Não adianta Dilma esbanjar um otimismo forçado porque sabe que o segundo turno transcorrerá sob um clima muito complicado, com acusações de escândalos e com a desqualificação dos resultados do seu governo. Desqualificar pura e simplesmente as críticas será inócuo; e recorrer à velha estratégia de malhar o governo FHC -- arma tantas vezes utilizada -- pode, um dia, não dar mais resultado. Matar hoje o sujeito que morreu ontem também é repetitivo e cansa.

Não adianta, Aécio, por sua vez, contar vantagem e sentir-se um super-homem -- algo tão normal aos tucanos -- porque, na verdade, vai ao segundo turno muito menos por seus méritos do que pela ruína de Marina Silva. Sabe que foi salvo menos por um eleitor que o aprova do que por um eleitor que desaprova Dilma. A ordem desses fatores altera, sim, o produto.
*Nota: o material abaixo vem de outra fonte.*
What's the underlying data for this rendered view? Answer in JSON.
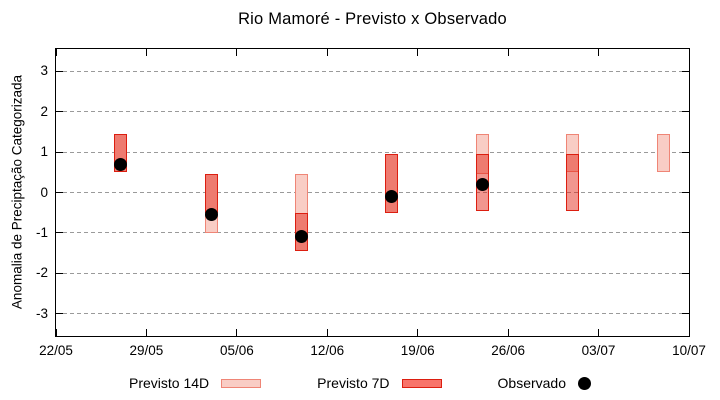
{
  "legend": {
    "items": [
      {
        "label": "Previsto 14D"
      },
      {
        "label": "Previsto 7D"
      },
      {
        "label": "Observado"
      }
    ]
  },
  "colors": {
    "previsto_14d_fill": "#f9cdc5",
    "previsto_14d_border": "#ef8576",
    "previsto_7d_fill": "#f8746a",
    "previsto_7d_border": "#dc1e10",
    "observado": "#000000",
    "grid": "#9a9a9a"
  },
  "chart_data": {
    "type": "bar",
    "title": "Rio Mamoré - Previsto x Observado",
    "ylabel": "Anomalia de Preciptação Categorizada",
    "xlabel": "",
    "ylim": [
      -3.55,
      3.55
    ],
    "yticks": [
      3,
      2,
      1,
      0,
      -1,
      -2,
      -3
    ],
    "grid": "horizontal-dashed",
    "legend_position": "bottom",
    "x_span_days": 49,
    "xticks": [
      {
        "label": "22/05",
        "day": 0
      },
      {
        "label": "29/05",
        "day": 7
      },
      {
        "label": "05/06",
        "day": 14
      },
      {
        "label": "12/06",
        "day": 21
      },
      {
        "label": "19/06",
        "day": 28
      },
      {
        "label": "26/06",
        "day": 35
      },
      {
        "label": "03/07",
        "day": 42
      },
      {
        "label": "10/07",
        "day": 49
      }
    ],
    "series": [
      {
        "name": "Previsto 14D",
        "type": "range-bar"
      },
      {
        "name": "Previsto 7D",
        "type": "range-bar"
      },
      {
        "name": "Observado",
        "type": "point"
      }
    ],
    "clusters": [
      {
        "date": "27/05",
        "day": 5,
        "previsto_14d": [
          0.5,
          1.45
        ],
        "previsto_7d": [
          0.5,
          1.45
        ],
        "observado": 0.7
      },
      {
        "date": "03/06",
        "day": 12,
        "previsto_14d": [
          -1.0,
          0.45
        ],
        "previsto_7d": [
          -0.5,
          0.45
        ],
        "observado": -0.55
      },
      {
        "date": "10/06",
        "day": 19,
        "previsto_14d": [
          -1.45,
          0.45
        ],
        "previsto_7d": [
          -1.45,
          -0.5
        ],
        "observado": -1.1
      },
      {
        "date": "17/06",
        "day": 26,
        "previsto_14d": [
          -0.5,
          0.95
        ],
        "previsto_7d": [
          -0.5,
          0.95
        ],
        "observado": -0.1
      },
      {
        "date": "24/06",
        "day": 33,
        "previsto_14d": [
          0.45,
          1.45
        ],
        "previsto_7d": [
          -0.45,
          0.95
        ],
        "observado": 0.2
      },
      {
        "date": "01/07",
        "day": 40,
        "previsto_14d": [
          0.5,
          1.45
        ],
        "previsto_7d": [
          -0.45,
          0.95
        ],
        "observado": null
      },
      {
        "date": "08/07",
        "day": 47,
        "previsto_14d": [
          0.5,
          1.45
        ],
        "previsto_7d": null,
        "observado": null
      }
    ]
  }
}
Não adianta fazer a crítica econômica ao governo do PT, afirmar que tudo precisa ser alterado, sem antes demonstrar como o fará para que seu ajuste não custe, antes, o emprego das pessoas. Este é o maior medo dos indivíduos e com ele Dilma assombrará a campanha e faz sentido que o faça. Emprego é mesmo coisa séria.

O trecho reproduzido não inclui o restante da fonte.